Colette Cassinelli's visionary use of information literacy and educational technology

Tech Tip Tuesday – Google SketchUp

SketchUp is a free downloadable software from Google that you can use to create 3D models of anything you can imagine.  People use SketchUp to create architectural, landscape, and woodworking models or just for fun!

You can build models from scratch, or you can download what you need from the Google 3D Warehouse . This is a huge, searchable directory of models – and just like most things from Google – it’s free.

How does SketchUp work?

First you must download the software and install the program on your computer.  It’s compatible with both Macs and PCs.  The latest version is Sketchup7 .  Schools can download Sketchup7 Pro for FREE.

To build models in SketchUp, you draw edges and faces using a few simple tools.  For example, you draw a rectangle and then use Sketch Up’s push/pull tool to make it 3D.  The models you made can be completely accurate to precise measurements.  You can use SketchUp’s Paint Bucket tool to paint your model with materials like colors and textures. There are many advanced techniques to make your models look realistic.

Younger students can “play” with the software to create models or diagram while at the same time practice important geometry concepts.   The 3D Warehouse contains puzzles and geometric mosaics that would be great for introducing math concepts.

Google Earth Integration

Creating models for Google Earth presents a unique challenge compared to everyday SketchUp modeling. You can place the models you make in SketchUp into Google Earth but you might want to watch these video tutorials first . Click HERE to view basic instructions of how to place your model in Google Earth.
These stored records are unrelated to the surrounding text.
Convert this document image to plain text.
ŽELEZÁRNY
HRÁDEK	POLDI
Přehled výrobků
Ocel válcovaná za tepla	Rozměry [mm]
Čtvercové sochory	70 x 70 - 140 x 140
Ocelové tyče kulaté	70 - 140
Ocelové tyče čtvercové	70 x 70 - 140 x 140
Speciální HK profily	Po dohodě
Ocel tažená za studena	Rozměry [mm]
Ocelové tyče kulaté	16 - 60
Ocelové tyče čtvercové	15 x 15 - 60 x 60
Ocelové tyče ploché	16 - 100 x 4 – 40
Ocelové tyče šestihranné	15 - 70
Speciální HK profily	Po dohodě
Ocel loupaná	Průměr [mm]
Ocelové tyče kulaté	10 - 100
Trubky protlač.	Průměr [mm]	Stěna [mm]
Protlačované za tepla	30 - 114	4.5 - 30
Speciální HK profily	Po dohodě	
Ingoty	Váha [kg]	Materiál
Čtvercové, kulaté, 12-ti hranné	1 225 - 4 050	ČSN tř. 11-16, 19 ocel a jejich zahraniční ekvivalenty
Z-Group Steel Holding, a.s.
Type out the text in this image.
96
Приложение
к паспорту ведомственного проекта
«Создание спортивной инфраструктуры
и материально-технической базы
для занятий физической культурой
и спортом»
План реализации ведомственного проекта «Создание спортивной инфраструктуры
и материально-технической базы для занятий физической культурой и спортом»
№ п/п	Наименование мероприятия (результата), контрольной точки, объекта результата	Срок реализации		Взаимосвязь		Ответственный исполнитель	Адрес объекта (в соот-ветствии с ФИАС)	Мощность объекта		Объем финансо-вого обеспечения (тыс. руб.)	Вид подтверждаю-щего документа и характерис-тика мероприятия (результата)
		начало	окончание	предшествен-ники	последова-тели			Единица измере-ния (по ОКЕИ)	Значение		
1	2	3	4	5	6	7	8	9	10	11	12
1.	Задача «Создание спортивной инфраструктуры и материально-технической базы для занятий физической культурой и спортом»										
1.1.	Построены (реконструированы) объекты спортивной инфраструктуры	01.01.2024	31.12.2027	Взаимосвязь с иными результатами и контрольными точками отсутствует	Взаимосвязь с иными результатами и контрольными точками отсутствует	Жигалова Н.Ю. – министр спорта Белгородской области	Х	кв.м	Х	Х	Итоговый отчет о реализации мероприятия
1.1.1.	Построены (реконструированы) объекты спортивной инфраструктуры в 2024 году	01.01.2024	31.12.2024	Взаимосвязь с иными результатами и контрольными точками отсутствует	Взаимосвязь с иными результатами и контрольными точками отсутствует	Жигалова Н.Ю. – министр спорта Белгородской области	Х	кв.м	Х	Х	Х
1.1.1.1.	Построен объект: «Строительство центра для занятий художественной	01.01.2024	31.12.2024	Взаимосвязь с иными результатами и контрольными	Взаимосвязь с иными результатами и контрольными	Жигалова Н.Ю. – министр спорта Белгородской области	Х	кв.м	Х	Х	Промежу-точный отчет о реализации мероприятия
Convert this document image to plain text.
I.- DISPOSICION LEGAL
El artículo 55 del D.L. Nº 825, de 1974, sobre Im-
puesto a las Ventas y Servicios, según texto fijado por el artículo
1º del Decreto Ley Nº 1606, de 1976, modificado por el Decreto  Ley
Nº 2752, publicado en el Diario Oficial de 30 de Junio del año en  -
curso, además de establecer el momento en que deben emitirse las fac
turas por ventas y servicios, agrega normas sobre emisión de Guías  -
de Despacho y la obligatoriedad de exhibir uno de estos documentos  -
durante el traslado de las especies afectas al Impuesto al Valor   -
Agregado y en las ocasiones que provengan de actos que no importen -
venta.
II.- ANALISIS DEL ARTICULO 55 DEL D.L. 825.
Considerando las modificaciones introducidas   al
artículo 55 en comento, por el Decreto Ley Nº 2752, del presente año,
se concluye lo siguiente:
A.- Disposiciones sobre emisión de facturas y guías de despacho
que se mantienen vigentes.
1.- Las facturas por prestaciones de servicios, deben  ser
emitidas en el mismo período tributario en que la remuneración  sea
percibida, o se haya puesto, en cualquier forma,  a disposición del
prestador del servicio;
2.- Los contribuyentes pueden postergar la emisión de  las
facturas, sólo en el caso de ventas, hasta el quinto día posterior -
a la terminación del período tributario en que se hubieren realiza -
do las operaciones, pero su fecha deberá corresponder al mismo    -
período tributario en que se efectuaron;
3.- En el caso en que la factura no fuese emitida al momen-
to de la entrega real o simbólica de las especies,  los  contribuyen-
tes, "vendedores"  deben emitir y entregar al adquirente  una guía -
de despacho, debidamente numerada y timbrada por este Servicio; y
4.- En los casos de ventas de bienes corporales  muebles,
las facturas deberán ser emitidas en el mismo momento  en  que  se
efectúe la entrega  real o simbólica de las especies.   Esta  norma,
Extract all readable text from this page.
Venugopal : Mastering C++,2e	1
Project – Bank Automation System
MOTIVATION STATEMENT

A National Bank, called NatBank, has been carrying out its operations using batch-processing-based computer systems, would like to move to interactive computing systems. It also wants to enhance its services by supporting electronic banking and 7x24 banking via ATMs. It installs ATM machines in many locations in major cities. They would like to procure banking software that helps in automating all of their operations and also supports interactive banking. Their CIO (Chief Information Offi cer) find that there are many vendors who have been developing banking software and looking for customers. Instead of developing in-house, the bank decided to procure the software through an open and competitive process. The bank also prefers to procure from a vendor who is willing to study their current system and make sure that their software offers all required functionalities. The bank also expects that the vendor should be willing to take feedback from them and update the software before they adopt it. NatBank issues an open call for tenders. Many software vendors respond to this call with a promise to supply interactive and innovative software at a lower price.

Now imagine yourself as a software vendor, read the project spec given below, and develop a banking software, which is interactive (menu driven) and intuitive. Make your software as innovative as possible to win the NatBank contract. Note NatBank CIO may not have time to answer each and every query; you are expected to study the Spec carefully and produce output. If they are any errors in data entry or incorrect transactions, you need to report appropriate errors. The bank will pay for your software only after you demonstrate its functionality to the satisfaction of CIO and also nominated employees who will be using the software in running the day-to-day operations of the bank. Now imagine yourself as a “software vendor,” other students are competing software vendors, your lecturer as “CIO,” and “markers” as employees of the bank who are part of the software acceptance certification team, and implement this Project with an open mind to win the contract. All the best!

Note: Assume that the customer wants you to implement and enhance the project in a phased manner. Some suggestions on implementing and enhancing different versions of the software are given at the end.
Another thing you can do is include real world context for your models, such as aerial photos and terrain from Google Earth.

Case Studies

Check out the following case studies that have been submitted by the SketchUp K-12 Education community.  Apartment model (right) made by elementary student.

You might spark an interest in engineering or architecture by giving a student access to SketchUp.

Here are some ideas of how you might want to use it in your classroom:

  • Build a 3D model of your school.
  • Use SketchUp to visualize the geometry concepts you are teaching.
  • Create a 3D model of the California Missions and then incorporate those models into Google Earth.
  • Have students build a model of their houses.
  • When studying architecture of the past, create a 3D model of an ancient pyramid.